The navigator has to plan out the route of insertion and extraction, and a backup plan in case the primary goes to crap. While he is doing, that the engineer is making sure the boat is ready: fueling, daily maintenance, hull integrity and the such. The coxswain (the boat captain) is talking with his SEAL counterpart about the mission itself and getting all the particulars: number of men, equipment weight, etc.
Then there are com checks with the air asset and the SEAL com guy, which if everything runs smooth should be pretty quick, but usually something is jacked up (most of the time somebody loaded the wrong crypto) and it will take forever to get everybody on the same page and with a successful com check. Then there is fuel and ammo load before you get a chance to eat before the brief-back.

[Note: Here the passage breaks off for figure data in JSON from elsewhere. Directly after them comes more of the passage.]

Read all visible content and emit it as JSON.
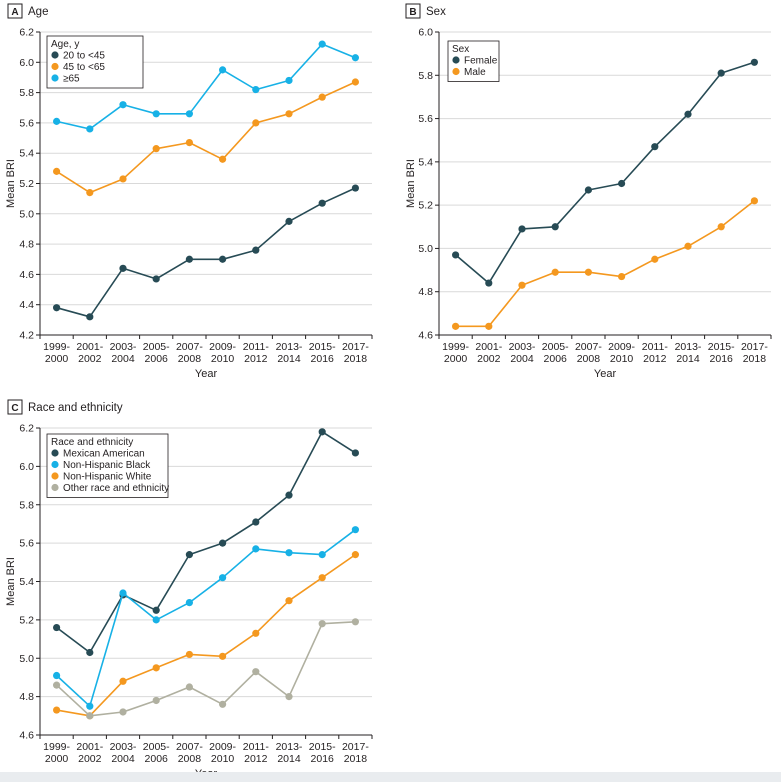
{
  "colors": {
    "dark": "#274b55",
    "orange": "#f4981f",
    "blue": "#17b1e6",
    "gray": "#b0b0a0",
    "grid": "#d9d9d9",
    "axis": "#231f20"
  },
  "chart_data": [
    {
      "type": "line",
      "panel_label": "A",
      "title": "Age",
      "xlabel": "Year",
      "ylabel": "Mean BRI",
      "ylim": [
        4.2,
        6.2
      ],
      "yticks": [
        "4.2",
        "4.4",
        "4.6",
        "4.8",
        "5.0",
        "5.2",
        "5.4",
        "5.6",
        "5.8",
        "6.0",
        "6.2"
      ],
      "grid": true,
      "legend_title": "Age, y",
      "legend_position": "top-left",
      "categories": [
        [
          "1999-",
          "2000"
        ],
        [
          "2001-",
          "2002"
        ],
        [
          "2003-",
          "2004"
        ],
        [
          "2005-",
          "2006"
        ],
        [
          "2007-",
          "2008"
        ],
        [
          "2009-",
          "2010"
        ],
        [
          "2011-",
          "2012"
        ],
        [
          "2013-",
          "2014"
        ],
        [
          "2015-",
          "2016"
        ],
        [
          "2017-",
          "2018"
        ]
      ],
      "series": [
        {
          "name": "20 to <45",
          "color": "#274b55",
          "values": [
            4.38,
            4.32,
            4.64,
            4.57,
            4.7,
            4.7,
            4.76,
            4.95,
            5.07,
            5.17
          ]
        },
        {
          "name": "45 to <65",
          "color": "#f4981f",
          "values": [
            5.28,
            5.14,
            5.23,
            5.43,
            5.47,
            5.36,
            5.6,
            5.66,
            5.77,
            5.87
          ]
        },
        {
          "name": "≥65",
          "color": "#17b1e6",
          "values": [
            5.61,
            5.56,
            5.72,
            5.66,
            5.66,
            5.95,
            5.82,
            5.88,
            6.12,
            6.03
          ]
        }
      ]
    },
    {
      "type": "line",
      "panel_label": "B",
      "title": "Sex",
      "xlabel": "Year",
      "ylabel": "Mean BRI",
      "ylim": [
        4.6,
        6.0
      ],
      "yticks": [
        "4.6",
        "4.8",
        "5.0",
        "5.2",
        "5.4",
        "5.6",
        "5.8",
        "6.0"
      ],
      "grid": true,
      "legend_title": "Sex",
      "legend_position": "top-left",
      "categories": [
        [
          "1999-",
          "2000"
        ],
        [
          "2001-",
          "2002"
        ],
        [
          "2003-",
          "2004"
        ],
        [
          "2005-",
          "2006"
        ],
        [
          "2007-",
          "2008"
        ],
        [
          "2009-",
          "2010"
        ],
        [
          "2011-",
          "2012"
        ],
        [
          "2013-",
          "2014"
        ],
        [
          "2015-",
          "2016"
        ],
        [
          "2017-",
          "2018"
        ]
      ],
      "series": [
        {
          "name": "Female",
          "color": "#274b55",
          "values": [
            4.97,
            4.84,
            5.09,
            5.1,
            5.27,
            5.3,
            5.47,
            5.62,
            5.81,
            5.86
          ]
        },
        {
          "name": "Male",
          "color": "#f4981f",
          "values": [
            4.64,
            4.64,
            4.83,
            4.89,
            4.89,
            4.87,
            4.95,
            5.01,
            5.1,
            5.22
          ]
        }
      ]
    },
    {
      "type": "line",
      "panel_label": "C",
      "title": "Race and ethnicity",
      "xlabel": "Year",
      "ylabel": "Mean BRI",
      "ylim": [
        4.6,
        6.2
      ],
      "yticks": [
        "4.6",
        "4.8",
        "5.0",
        "5.2",
        "5.4",
        "5.6",
        "5.8",
        "6.0",
        "6.2"
      ],
      "grid": true,
      "legend_title": "Race and ethnicity",
      "legend_position": "top-left",
      "categories": [
        [
          "1999-",
          "2000"
        ],
        [
          "2001-",
          "2002"
        ],
        [
          "2003-",
          "2004"
        ],
        [
          "2005-",
          "2006"
        ],
        [
          "2007-",
          "2008"
        ],
        [
          "2009-",
          "2010"
        ],
        [
          "2011-",
          "2012"
        ],
        [
          "2013-",
          "2014"
        ],
        [
          "2015-",
          "2016"
        ],
        [
          "2017-",
          "2018"
        ]
      ],
      "series": [
        {
          "name": "Mexican American",
          "color": "#274b55",
          "values": [
            5.16,
            5.03,
            5.33,
            5.25,
            5.54,
            5.6,
            5.71,
            5.85,
            6.18,
            6.07
          ]
        },
        {
          "name": "Non-Hispanic Black",
          "color": "#17b1e6",
          "values": [
            4.91,
            4.75,
            5.34,
            5.2,
            5.29,
            5.42,
            5.57,
            5.55,
            5.54,
            5.67
          ]
        },
        {
          "name": "Non-Hispanic White",
          "color": "#f4981f",
          "values": [
            4.73,
            4.7,
            4.88,
            4.95,
            5.02,
            5.01,
            5.13,
            5.3,
            5.42,
            5.54
          ]
        },
        {
          "name": "Other race and ethnicity",
          "color": "#b0b0a0",
          "values": [
            4.86,
            4.7,
            4.72,
            4.78,
            4.85,
            4.76,
            4.93,
            4.8,
            5.18,
            5.19
          ]
        }
      ]
    }
  ]
}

This might take an entire day and into the night if everything falls into place with no hick-ups or glitches. It is important for you to know that each crewman has a part in mission success and any failure by one is a failure for all.
There is a lot more, but just talking about mission prep is pretty in depth. In future articles I will give more information on mission and post mission responsibilities. At least this is just a part of the difference and reason of having Boat Guys separate from the SEALS. The work load would be too much for anybody for a successful mission. SEALs are experts of what they do and the Boat Guys are masters of what they do. A pretty good combination if you ask me. Cheers.